1997 book by Robert Twigger

Angry White Pyjamas is a book written by Robert Twigger about his time in a one-year intensive program of studying Yoshinkan aikido.

==Summary==
The book is set in Tokyo in the mid-1990s. Twigger is living with two friends in a tiny apartment near central Tokyo. They all decide to enrol at the Yoshinkan Hombu Dojo in order to get fit and break out of their sedentary life-style.

Soon after beginning regular training, Twigger decides that the only way to truly experience aikido is to do the Yoshinkan Senshusei course, a gruelling 11-month program to train up instructors of Yoshinkan aikido. The course consists of four hours of training, five days a week, in addition to dojo-cleaning duties, special training weekends and demonstrations.
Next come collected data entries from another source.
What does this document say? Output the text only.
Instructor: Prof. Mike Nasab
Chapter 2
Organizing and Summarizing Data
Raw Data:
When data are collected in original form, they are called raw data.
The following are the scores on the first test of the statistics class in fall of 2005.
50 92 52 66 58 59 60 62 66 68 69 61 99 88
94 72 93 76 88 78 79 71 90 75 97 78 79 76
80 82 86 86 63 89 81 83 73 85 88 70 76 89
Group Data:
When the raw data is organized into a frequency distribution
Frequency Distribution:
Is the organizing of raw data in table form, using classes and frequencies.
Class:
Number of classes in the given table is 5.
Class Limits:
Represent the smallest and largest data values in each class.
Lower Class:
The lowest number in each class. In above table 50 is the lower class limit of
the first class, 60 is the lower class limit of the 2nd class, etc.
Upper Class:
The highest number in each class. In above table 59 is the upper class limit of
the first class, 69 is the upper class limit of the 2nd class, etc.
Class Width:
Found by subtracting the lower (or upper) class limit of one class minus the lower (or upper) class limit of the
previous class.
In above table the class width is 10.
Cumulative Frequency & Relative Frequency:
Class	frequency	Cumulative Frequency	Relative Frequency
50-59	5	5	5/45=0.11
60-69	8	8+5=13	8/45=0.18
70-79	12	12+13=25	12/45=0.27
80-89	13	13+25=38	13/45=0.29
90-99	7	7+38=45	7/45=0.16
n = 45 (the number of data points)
Twigger spends most of his time describing the rigor and sometimes agony of the very intensive course. He refers to doing kneeling techniques, or suwari-waza, until his knees bled, only to practice the next day and in so doing tear open the scabs. He describes techniques being performed with such vigor and intensity that smashing one's head into the mat was a frequent occurrence.
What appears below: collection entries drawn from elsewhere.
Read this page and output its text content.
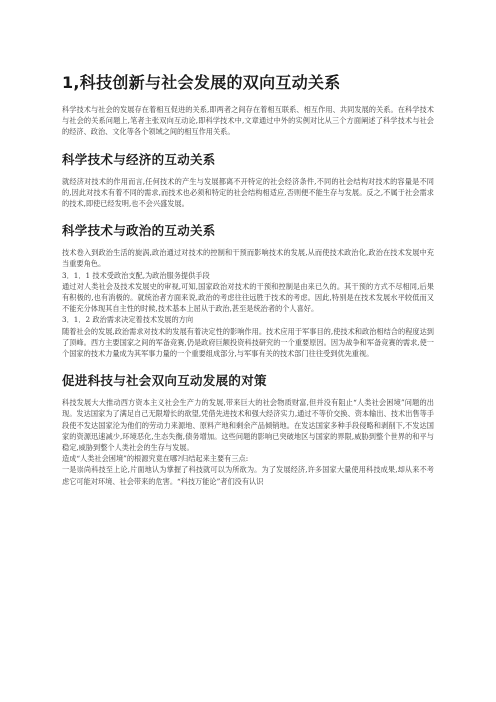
1,科技创新与社会发展的双向互动关系

科学技术与社会的发展存在着相互促进的关系,即两者之间存在着相互联系、相互作用、共同发展的关系。在科学技术与社会的关系问题上,笔者主张双向互动论,即科学技术中,文章通过中外的实例对比从三个方面阐述了科学技术与社会的经济、政治、文化等各个领域之间的相互作用关系。

科学技术与经济的互动关系

就经济对技术的作用而言,任何技术的产生与发展都离不开特定的社会经济条件,不同的社会结构对技术的容量是不同的,因此对技术有着不同的需求,而技术也必须和特定的社会结构相适应,否则便不能生存与发展。反之,不属于社会需求的技术,即使已经发明,也不会兴盛发展。

科学技术与政治的互动关系

技术卷入到政治生活的旋涡,政治通过对技术的控制和干预而影响技术的发展,从而使技术政治化,政治在技术发展中充当重要角色。

3．1．1 技术受政治支配,为政治服务提供手段

通过对人类社会及技术发展史的审视,可知,国家政治对技术的干预和控制是由来已久的。其干预的方式不尽相同,后果有积极的,也有消极的。就统治者方面来说,政治的考虑往往远胜于技术的考虑。因此,特别是在技术发展水平较低而又不能充分体现其自主性的时候,技术基本上屈从于政治,甚至是统治者的个人喜好。

3．1．2 政治需求决定着技术发展的方向

随着社会的发展,政治需求对技术的发展有着决定性的影响作用。技术应用于军事目的,使技术和政治相结合的程度达到了顶峰。西方主要国家之间的军备竞赛,仍是政府巨额投资科技研究的一个重要原因。因为战争和军备竞赛的需求,使一个国家的技术力量成为其军事力量的一个重要组成部分,与军事有关的技术部门往往受到优先重视。

促进科技与社会双向互动发展的对策

科技发展大大推动西方资本主义社会生产力的发展,带来巨大的社会物质财富,但并没有阻止“人类社会困境”问题的出现。发达国家为了满足自己无限增长的欲望,凭借先进技术和强大经济实力,通过不等价交换、资本输出、技术出售等手段使不发达国家沦为他们的劳动力来源地、原料产地和剩余产品倾销地。在发达国家多种手段侵略和剥削下,不发达国家的资源迅速减少,环境恶化,生态失衡,债务增加。这些问题的影响已突破地区与国家的界限,威胁到整个世界的和平与稳定,威胁到整个人类社会的生存与发展。

造成“人类社会困境”的根源究竟在哪?归结起来主要有三点:

一是崇尚科技至上论,片面地认为掌握了科技就可以为所欲为。为了发展经济,许多国家大量使用科技成果,却从来不考虑它可能对环境、社会带来的危害。“科技万能论”者们没有认识
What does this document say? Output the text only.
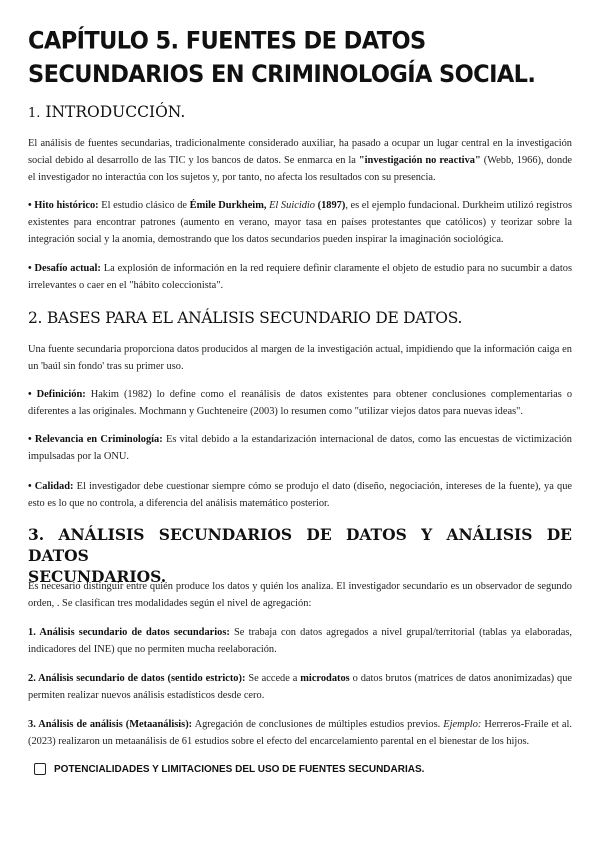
CAPÍTULO 5. FUENTES DE DATOS
SECUNDARIOS EN CRIMINOLOGÍA SOCIAL.
1. INTRODUCCIÓN.

El análisis de fuentes secundarias, tradicionalmente considerado auxiliar, ha pasado a ocupar un lugar central en la investigación social debido al desarrollo de las TIC y los bancos de datos. Se enmarca en la "investigación no reactiva" (Webb, 1966), donde el investigador no interactúa con los sujetos y, por tanto, no afecta los resultados con su presencia.

• Hito histórico: El estudio clásico de Émile Durkheim, El Suicidio (1897), es el ejemplo fundacional. Durkheim utilizó registros existentes para encontrar patrones (aumento en verano, mayor tasa en países protestantes que católicos) y teorizar sobre la integración social y la anomia, demostrando que los datos secundarios pueden inspirar la imaginación sociológica.

• Desafío actual: La explosión de información en la red requiere definir claramente el objeto de estudio para no sucumbir a datos irrelevantes o caer en el "hábito coleccionista".

2. BASES PARA EL ANÁLISIS SECUNDARIO DE DATOS.

Una fuente secundaria proporciona datos producidos al margen de la investigación actual, impidiendo que la información caiga en un 'baúl sin fondo' tras su primer uso.

• Definición: Hakim (1982) lo define como el reanálisis de datos existentes para obtener conclusiones complementarias o diferentes a las originales. Mochmann y Guchteneire (2003) lo resumen como "utilizar viejos datos para nuevas ideas".

• Relevancia en Criminología: Es vital debido a la estandarización internacional de datos, como las encuestas de victimización impulsadas por la ONU.

• Calidad: El investigador debe cuestionar siempre cómo se produjo el dato (diseño, negociación, intereses de la fuente), ya que esto es lo que no controla, a diferencia del análisis matemático posterior.

3. ANÁLISIS SECUNDARIOS DE DATOS Y ANÁLISIS DE DATOS
SECUNDARIOS.

Es necesario distinguir entre quién produce los datos y quién los analiza. El investigador secundario es un observador de segundo orden, . Se clasifican tres modalidades según el nivel de agregación:

1. Análisis secundario de datos secundarios: Se trabaja con datos agregados a nivel grupal/territorial (tablas ya elaboradas, indicadores del INE) que no permiten mucha reelaboración.

2. Análisis secundario de datos (sentido estricto): Se accede a microdatos o datos brutos (matrices de datos anonimizadas) que permiten realizar nuevos análisis estadísticos desde cero.

3. Análisis de análisis (Metaanálisis): Agregación de conclusiones de múltiples estudios previos. Ejemplo: Herreros-Fraile et al. (2023) realizaron un metaanálisis de 61 estudios sobre el efecto del encarcelamiento parental en el bienestar de los hijos.

POTENCIALIDADES Y LIMITACIONES DEL USO DE FUENTES SECUNDARIAS.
Other experiences on the course include "hajime" sessions where one technique is performed repeatedly, without a break, sometimes for up to half-an-hour or more. During these sessions, trainees sometimes pass out or vomit, especially in the summer months. Instructors sometimes dish out punishments to trainees if they feel they are not pushing themselves enough, including rounds of push-ups, sit-ups and bunny hops.

Other people featured in the book include several top Yoshinkan instructors, including Chida, Shioda and Chino, as well as Robert Mustard, the chief foreign instructor, David Rubens from England and Darren Friend from Australia. Teachers are sometimes portrayed as being quite cold and occasionally brutal and unsympathetic to the students, whom they are trying to push to greater and greater efforts in order to build their technique and "spirit".

In addition, Twigger describes other aspects of Tokyo and his life there, including his relationship with his girlfriend and her family, his work at a Japanese high-school as an English teacher, and stories of living with his two flatmates. He also gives thoughts and observations about Japan and Japanese culture.

The book was awarded the William Hill Sports Book of the Year in 1998.